Social media thrives on speed, not accuracy, and the latest example made the rounds on X with claims that a wave of resignations was hitting the Civil Rights Section of a prosecutor’s office over the alleged failure to investigate the death of Renee Good. The implication was clear and explosive: internal outrage, a cover-up, and yet another scandal tied to Minnesota. It spread quickly, was repeated confidently, and fit neatly into an already primed narrative. It was also wrong.
Let me tell you the real reason why the four prosecutors in Civil Rights Criminal Section resigned.
It has to do with the death of Breonna Taylor.
Louisville PD Officer Brett Hankison was retried after a jury in his first federal trial ended 11-1 for acquittal. These four…
— Shipwreckedcrew (@shipwreckedcrew) January 13, 2026
As it turns out, the resignations being breathlessly discussed had nothing to do with Renee Good, and nothing to do with Minnesota at all. That clarification came from “Shipwrecked,” a defense attorney known for assisting numerous January 6 defendants and someone with direct familiarity with how federal prosecutions and internal DOJ dynamics actually work. In other words, not a random account chasing engagement, but someone who understands the terrain.
Well, that sheds a lot of light on the situation.
Also, kind of struck by how the headlines said this was a mass resignation event, suggesting a mutiny over the ICE shooting, and it was really just four people regarding something unrelated. https://t.co/n2Qd5alMds
— Bonchie (@bonchieredstate) January 13, 2026
According to Shipwrecked, the departures being referenced stem from lingering fallout related to the Breonna Taylor case and how it was handled under the Biden administration. That case, which has long been a point of internal tension and controversy within the Department of Justice, continues to generate institutional consequences well after the headlines faded. The resignations, in that context, reflect dissatisfaction with leadership decisions and prosecutorial handling, not a sudden rebellion over a separate death that was being folded into the story after the fact.
I hadn’t followed this trial so this is news to me. And I’m a little surprised, to be honest. I did an 8-day trial before Judge Jennings a few years ago and would not have expected such conduct from her.
— Wonko the Sane (@Amuk31) January 13, 2026
This distinction matters. When unrelated events are mashed together into a single narrative, the result is not accountability but confusion. Real misconduct becomes harder to address when the facts are buried under viral exaggeration.

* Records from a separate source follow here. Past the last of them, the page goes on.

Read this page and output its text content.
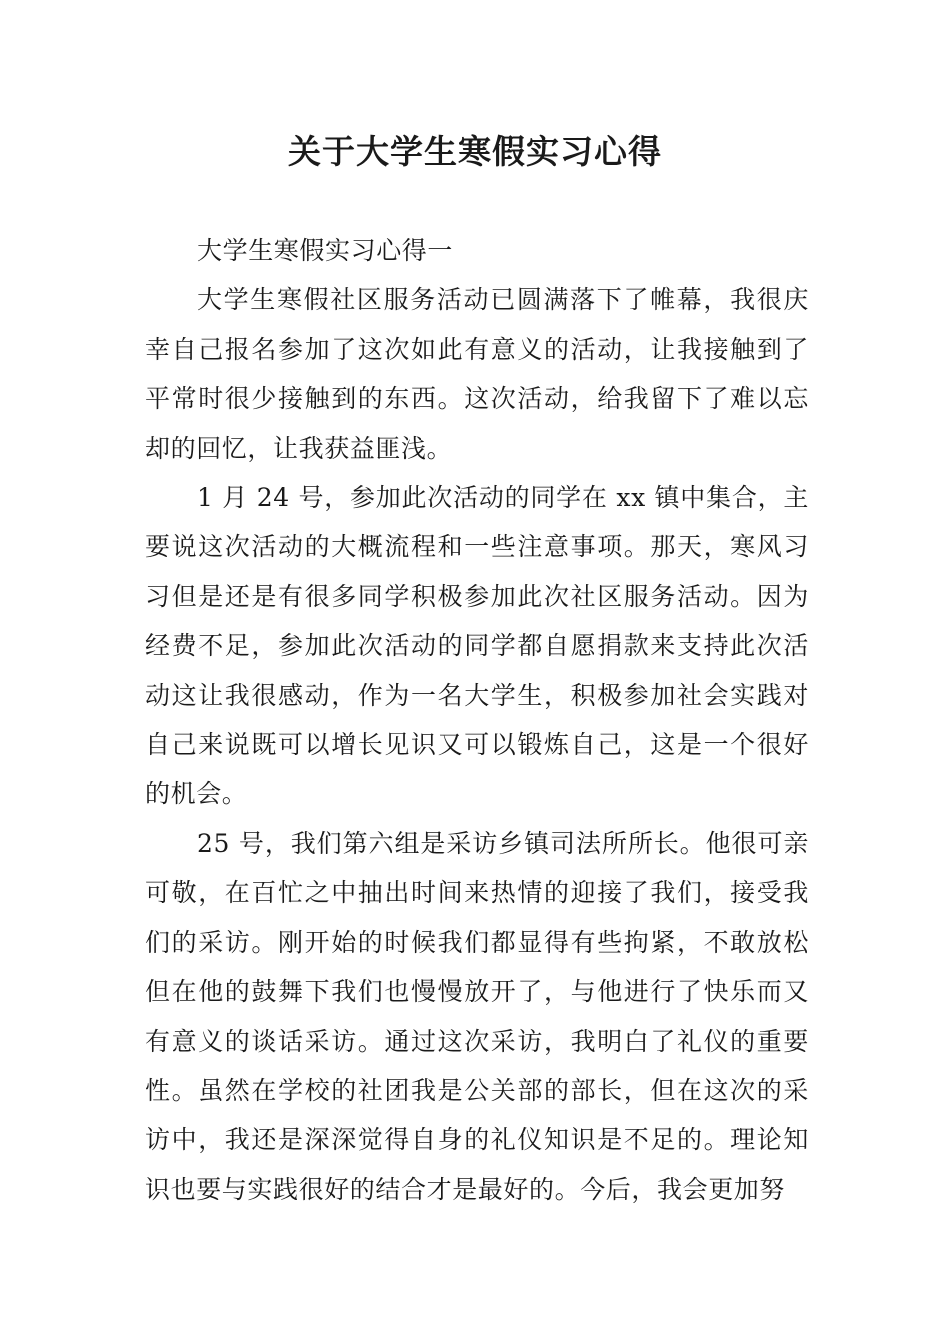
关于大学生寒假实习心得

大学生寒假实习心得一

大学生寒假社区服务活动已圆满落下了帷幕，我很庆幸自己报名参加了这次如此有意义的活动，让我接触到了平常时很少接触到的东西。这次活动，给我留下了难以忘却的回忆，让我获益匪浅。

1 月 24 号，参加此次活动的同学在 xx 镇中集合，主要说这次活动的大概流程和一些注意事项。那天，寒风习习但是还是有很多同学积极参加此次社区服务活动。因为经费不足，参加此次活动的同学都自愿捐款来支持此次活动这让我很感动，作为一名大学生，积极参加社会实践对自己来说既可以增长见识又可以锻炼自己，这是一个很好的机会。

25 号，我们第六组是采访乡镇司法所所长。他很可亲可敬，在百忙之中抽出时间来热情的迎接了我们，接受我们的采访。刚开始的时候我们都显得有些拘紧，不敢放松但在他的鼓舞下我们也慢慢放开了，与他进行了快乐而又有意义的谈话采访。通过这次采访，我明白了礼仪的重要性。虽然在学校的社团我是公关部的部长，但在这次的采访中，我还是深深觉得自身的礼仪知识是不足的。理论知识也要与实践很好的结合才是最好的。今后，我会更加努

In this case, the claim that prosecutors were walking out over Renee Good’s death may have sounded plausible to some, but plausibility is not proof, and repetition is not verification.
Thank you
Reminder:
Breonna’s boyfriend shot a cop in the femoral artery
Police were not at the wrong location
Police knocked & announced several times, despite having a “no Knock” warrantWe had 2 rounds of Soros funded riots in Louisville, 2 cops were shot
— Molly Rutherford, MD (@unbridledmd) January 13, 2026
Separating fact from narrative is not about minimizing legitimate concerns or dismissing real grievances. It is about precision. The resignations are real. The frustration behind them is real. The cause, however, was misrepresented. Understanding that difference is essential if public outrage is going to be directed at the right decisions, the right leadership, and the right policies, rather than at a manufactured connection that collapses under scrutiny.